According to Bean, "I took a pair of show rubbers from the stock on the shelves and had a shoemaker cut out a pair of size 7 tops. The local cobbler stitched the whole thing together." Bean sold a pair to Edgar Conant, his first customer. Over the summer of 1912, Bean sold a hundred pairs. According to Montgomery, Bean "...took rubbers out of his store stock, and got two locals, Mr. and Mrs. Ted Goldrup, to cut out tops and stitch them to the rubbers. The soft, pliable rubber simply ripped apart after a few miles of hard going." Bean felt the boot produced to be of good quality, and obtained a list of non-resident Maine hunting license holders and prepared a descriptive mail order circular. He promised 100% money back for anyone who was unhappy with the boots. Because of this, Bean had to refund 90% of the costs of the first 100 sets of boots made, when the rubber on the bottom developed cracks. He seemed not to mind returning the money, and the popularity of the boots was clear. In 1911, he took out a loan in the amount of US$400 and set off to Boston, where he offered the United States Rubber Company the remainder of his US$400 to produce a better quality boot for him. With the better quality boots available, Bean set up a boot shop in his brother's basement in Freeport, Maine. His skills and trials as an entrepreneur, along with his promise to return 100% money back on all items, were detailed by many local and national newspapers of the time. By 1917, he had sold enough of his boots to buy a dedicated building for his shop on the main street of Freeport. In 1918, Bean realized the importance of patenting his invention. As the patent was granted, he moved on to inventing and improving more outdoor equipment and expanding his store. He hired the daughter of his first customers, Hazel Goldrup, as a full-time bookkeeper and cashier. In 1918, he moved to a new building across the street, and by 1920, owned it. According to Montgomery, "All of this had been accomplished on the strength of direct-mail sales, especially through the out-of-state license list."

During World War II, Bean served as a consultant for the U.S. Army and Navy, while his company manufactured a version of the Maine Hunting Shoe for military use.

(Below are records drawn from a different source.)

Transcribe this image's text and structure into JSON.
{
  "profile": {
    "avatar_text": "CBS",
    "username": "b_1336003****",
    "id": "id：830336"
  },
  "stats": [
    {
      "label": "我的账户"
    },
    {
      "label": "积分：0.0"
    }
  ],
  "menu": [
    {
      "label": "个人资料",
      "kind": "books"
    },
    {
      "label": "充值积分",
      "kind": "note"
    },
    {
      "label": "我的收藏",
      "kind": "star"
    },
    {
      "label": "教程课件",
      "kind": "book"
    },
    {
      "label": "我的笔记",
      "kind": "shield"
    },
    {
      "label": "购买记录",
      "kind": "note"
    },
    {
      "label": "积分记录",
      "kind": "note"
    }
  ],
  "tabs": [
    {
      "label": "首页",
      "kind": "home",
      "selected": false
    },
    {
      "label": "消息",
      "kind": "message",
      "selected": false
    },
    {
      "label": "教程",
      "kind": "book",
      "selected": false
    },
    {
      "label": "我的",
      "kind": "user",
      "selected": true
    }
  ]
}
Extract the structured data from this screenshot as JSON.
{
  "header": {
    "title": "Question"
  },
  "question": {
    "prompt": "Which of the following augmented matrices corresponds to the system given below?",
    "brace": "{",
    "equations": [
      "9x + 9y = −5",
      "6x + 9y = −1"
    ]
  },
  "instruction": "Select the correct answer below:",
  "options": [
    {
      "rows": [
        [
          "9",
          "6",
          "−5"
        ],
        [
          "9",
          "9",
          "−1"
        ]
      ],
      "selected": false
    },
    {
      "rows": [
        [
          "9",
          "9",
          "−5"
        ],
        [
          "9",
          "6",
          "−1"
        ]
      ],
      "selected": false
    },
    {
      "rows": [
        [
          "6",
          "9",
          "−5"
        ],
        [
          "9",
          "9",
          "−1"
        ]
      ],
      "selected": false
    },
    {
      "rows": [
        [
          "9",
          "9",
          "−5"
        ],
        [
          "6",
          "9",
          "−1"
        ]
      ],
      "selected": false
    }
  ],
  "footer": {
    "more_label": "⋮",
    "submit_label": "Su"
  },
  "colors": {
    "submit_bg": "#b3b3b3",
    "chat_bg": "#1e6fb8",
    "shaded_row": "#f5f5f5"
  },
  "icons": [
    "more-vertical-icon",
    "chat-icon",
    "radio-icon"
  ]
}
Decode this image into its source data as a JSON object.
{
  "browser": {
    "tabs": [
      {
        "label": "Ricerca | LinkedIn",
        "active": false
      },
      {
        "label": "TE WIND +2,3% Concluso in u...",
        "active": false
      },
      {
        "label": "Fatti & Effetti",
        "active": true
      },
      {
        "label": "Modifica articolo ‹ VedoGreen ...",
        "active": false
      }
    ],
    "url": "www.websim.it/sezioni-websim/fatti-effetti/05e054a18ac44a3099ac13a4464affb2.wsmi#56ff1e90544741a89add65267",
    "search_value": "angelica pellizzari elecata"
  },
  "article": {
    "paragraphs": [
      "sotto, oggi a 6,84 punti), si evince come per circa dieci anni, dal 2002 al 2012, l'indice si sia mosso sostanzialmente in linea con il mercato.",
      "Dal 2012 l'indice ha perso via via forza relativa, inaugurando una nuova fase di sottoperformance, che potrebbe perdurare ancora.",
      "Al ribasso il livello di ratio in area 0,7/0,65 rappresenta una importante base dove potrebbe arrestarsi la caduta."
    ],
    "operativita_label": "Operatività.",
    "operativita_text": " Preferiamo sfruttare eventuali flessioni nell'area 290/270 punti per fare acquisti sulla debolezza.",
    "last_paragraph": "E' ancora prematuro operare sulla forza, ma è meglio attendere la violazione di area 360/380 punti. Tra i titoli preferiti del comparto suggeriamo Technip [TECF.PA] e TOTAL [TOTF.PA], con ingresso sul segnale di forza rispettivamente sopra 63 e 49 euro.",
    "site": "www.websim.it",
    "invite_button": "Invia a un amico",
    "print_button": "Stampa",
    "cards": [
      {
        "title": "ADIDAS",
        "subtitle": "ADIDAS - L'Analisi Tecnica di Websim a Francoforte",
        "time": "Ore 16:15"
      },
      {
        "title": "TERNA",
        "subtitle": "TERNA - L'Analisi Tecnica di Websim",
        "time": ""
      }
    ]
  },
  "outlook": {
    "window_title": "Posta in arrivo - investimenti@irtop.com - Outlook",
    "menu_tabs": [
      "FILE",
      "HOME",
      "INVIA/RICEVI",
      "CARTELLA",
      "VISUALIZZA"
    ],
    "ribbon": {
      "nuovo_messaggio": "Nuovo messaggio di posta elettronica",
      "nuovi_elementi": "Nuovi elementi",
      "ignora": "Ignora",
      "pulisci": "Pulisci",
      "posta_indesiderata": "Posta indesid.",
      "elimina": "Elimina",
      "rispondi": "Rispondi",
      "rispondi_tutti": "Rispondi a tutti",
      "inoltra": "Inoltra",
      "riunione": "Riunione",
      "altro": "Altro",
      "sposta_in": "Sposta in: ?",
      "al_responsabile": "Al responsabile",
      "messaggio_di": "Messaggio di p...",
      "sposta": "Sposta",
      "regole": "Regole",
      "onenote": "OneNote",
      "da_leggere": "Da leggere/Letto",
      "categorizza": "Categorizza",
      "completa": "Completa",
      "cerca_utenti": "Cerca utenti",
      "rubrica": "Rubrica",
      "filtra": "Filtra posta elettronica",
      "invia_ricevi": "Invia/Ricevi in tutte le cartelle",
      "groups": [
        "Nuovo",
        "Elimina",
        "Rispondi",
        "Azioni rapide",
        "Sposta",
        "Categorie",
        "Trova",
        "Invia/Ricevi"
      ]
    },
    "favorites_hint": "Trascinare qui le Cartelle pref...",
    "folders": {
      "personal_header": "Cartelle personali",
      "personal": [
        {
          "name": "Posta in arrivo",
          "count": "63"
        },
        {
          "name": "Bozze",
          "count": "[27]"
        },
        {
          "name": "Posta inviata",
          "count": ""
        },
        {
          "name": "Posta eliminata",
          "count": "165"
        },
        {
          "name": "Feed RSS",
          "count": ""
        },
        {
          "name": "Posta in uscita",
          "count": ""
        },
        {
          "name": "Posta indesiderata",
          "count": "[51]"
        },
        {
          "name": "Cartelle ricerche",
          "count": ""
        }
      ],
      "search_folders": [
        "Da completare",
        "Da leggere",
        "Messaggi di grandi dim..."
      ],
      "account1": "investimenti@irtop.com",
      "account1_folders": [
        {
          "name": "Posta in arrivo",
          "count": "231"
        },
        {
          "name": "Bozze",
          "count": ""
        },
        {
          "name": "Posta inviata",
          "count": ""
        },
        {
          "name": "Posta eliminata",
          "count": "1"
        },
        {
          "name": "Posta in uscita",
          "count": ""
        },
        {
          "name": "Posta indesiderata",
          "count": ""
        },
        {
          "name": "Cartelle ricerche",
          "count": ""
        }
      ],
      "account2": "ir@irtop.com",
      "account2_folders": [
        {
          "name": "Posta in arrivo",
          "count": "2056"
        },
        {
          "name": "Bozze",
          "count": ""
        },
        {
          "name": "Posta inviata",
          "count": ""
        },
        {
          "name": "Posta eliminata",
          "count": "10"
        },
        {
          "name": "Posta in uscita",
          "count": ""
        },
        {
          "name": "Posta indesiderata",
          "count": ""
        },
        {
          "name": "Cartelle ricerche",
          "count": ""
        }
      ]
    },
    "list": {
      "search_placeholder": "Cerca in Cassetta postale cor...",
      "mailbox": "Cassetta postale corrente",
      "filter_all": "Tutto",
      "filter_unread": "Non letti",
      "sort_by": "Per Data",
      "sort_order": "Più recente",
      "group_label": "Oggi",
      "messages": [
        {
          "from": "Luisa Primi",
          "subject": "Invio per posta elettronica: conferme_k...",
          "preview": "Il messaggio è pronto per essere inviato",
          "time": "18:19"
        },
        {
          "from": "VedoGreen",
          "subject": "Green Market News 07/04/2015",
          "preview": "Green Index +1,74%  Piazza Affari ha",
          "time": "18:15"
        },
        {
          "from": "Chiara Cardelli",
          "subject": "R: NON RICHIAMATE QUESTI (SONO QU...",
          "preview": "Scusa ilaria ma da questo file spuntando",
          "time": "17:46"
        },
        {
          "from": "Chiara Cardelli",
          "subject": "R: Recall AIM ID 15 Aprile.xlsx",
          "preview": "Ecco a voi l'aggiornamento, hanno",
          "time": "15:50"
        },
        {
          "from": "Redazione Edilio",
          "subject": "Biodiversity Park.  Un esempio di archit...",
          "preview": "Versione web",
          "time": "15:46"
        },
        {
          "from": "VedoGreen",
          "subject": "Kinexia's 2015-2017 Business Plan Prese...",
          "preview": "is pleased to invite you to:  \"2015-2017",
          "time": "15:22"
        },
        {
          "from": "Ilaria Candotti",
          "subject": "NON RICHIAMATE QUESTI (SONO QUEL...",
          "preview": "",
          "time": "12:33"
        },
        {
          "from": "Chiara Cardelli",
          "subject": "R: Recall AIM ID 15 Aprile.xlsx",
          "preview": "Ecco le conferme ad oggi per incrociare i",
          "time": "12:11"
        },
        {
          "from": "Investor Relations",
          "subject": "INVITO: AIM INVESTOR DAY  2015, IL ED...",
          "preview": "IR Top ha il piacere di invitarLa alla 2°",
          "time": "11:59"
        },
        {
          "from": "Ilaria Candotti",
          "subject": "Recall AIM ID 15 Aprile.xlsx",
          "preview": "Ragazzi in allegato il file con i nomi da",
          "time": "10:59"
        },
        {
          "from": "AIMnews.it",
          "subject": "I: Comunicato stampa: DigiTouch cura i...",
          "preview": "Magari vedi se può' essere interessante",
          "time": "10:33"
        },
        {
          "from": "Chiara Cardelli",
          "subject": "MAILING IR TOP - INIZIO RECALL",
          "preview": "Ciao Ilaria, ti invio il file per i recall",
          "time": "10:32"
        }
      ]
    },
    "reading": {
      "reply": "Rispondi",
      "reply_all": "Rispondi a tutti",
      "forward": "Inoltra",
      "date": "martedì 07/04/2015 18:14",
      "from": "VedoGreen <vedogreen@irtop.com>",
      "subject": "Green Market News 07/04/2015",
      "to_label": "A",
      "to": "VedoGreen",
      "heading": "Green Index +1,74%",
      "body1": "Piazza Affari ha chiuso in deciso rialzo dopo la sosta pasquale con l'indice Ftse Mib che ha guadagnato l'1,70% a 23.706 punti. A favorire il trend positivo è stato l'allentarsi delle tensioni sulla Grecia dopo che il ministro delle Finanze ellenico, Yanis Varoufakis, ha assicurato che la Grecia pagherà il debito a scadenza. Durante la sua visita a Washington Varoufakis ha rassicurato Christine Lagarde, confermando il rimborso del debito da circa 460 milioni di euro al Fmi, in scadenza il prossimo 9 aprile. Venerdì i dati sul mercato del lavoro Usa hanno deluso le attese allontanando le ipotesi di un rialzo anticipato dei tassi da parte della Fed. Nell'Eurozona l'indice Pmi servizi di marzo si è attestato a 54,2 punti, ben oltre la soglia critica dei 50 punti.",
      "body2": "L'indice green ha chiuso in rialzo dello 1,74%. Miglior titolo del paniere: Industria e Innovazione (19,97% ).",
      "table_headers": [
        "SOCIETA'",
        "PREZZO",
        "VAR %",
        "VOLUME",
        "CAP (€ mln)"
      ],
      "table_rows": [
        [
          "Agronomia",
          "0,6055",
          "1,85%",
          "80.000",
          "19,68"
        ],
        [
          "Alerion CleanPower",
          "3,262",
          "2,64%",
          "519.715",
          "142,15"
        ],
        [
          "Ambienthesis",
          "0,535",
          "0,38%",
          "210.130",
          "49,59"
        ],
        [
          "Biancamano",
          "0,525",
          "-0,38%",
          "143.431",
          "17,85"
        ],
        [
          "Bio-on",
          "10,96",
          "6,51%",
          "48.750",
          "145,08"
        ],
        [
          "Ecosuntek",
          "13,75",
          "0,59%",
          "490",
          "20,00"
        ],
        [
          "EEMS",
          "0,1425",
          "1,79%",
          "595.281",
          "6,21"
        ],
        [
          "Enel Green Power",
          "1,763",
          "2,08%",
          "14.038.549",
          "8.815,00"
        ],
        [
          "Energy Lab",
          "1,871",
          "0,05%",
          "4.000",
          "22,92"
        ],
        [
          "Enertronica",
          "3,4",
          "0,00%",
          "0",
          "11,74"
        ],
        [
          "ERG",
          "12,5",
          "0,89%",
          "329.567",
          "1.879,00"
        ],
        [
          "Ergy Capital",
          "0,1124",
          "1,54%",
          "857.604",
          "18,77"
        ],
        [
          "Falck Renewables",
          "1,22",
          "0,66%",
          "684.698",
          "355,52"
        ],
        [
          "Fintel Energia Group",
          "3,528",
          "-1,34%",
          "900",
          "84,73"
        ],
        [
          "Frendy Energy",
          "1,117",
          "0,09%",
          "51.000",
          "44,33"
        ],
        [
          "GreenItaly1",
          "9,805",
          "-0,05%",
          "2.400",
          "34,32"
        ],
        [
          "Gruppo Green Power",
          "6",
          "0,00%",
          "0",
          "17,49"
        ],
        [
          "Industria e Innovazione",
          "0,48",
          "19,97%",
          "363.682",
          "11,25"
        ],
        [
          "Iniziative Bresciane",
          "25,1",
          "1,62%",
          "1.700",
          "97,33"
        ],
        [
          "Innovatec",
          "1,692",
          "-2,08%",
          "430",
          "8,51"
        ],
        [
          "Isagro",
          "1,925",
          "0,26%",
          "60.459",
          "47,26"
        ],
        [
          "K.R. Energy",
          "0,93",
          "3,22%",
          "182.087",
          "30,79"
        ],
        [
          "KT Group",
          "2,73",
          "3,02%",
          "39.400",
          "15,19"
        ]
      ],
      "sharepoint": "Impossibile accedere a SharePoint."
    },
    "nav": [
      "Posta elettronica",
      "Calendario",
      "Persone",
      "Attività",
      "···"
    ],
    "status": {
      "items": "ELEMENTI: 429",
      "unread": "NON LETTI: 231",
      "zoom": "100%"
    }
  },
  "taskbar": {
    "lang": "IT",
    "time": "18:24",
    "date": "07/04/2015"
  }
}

Gross sales for his company amounted to $1 million in 1946, increasing to $3 million in 1967.

== As an author ==
Bean published a book in 1942, called Hunting, Fishing and Camping and an autobiography, in 1960, called My Story: the Autobiography of a Down-East Merchant.

== Death and legacy ==
Bean died in Pompano Beach, Florida, on February 5, 1967, at the age of 94. He was buried in Webster Cemetery in Freeport, Maine. At the time of his death, the annual sales of L.L. Bean were around 5 million dollars. Company policy of giving 100% money back on returned products applied until February 9, 2018.

Maine Medical Center has named one of its wings in his honor. In addition, his portrait hangs in a ground-floor corridor at the hospital.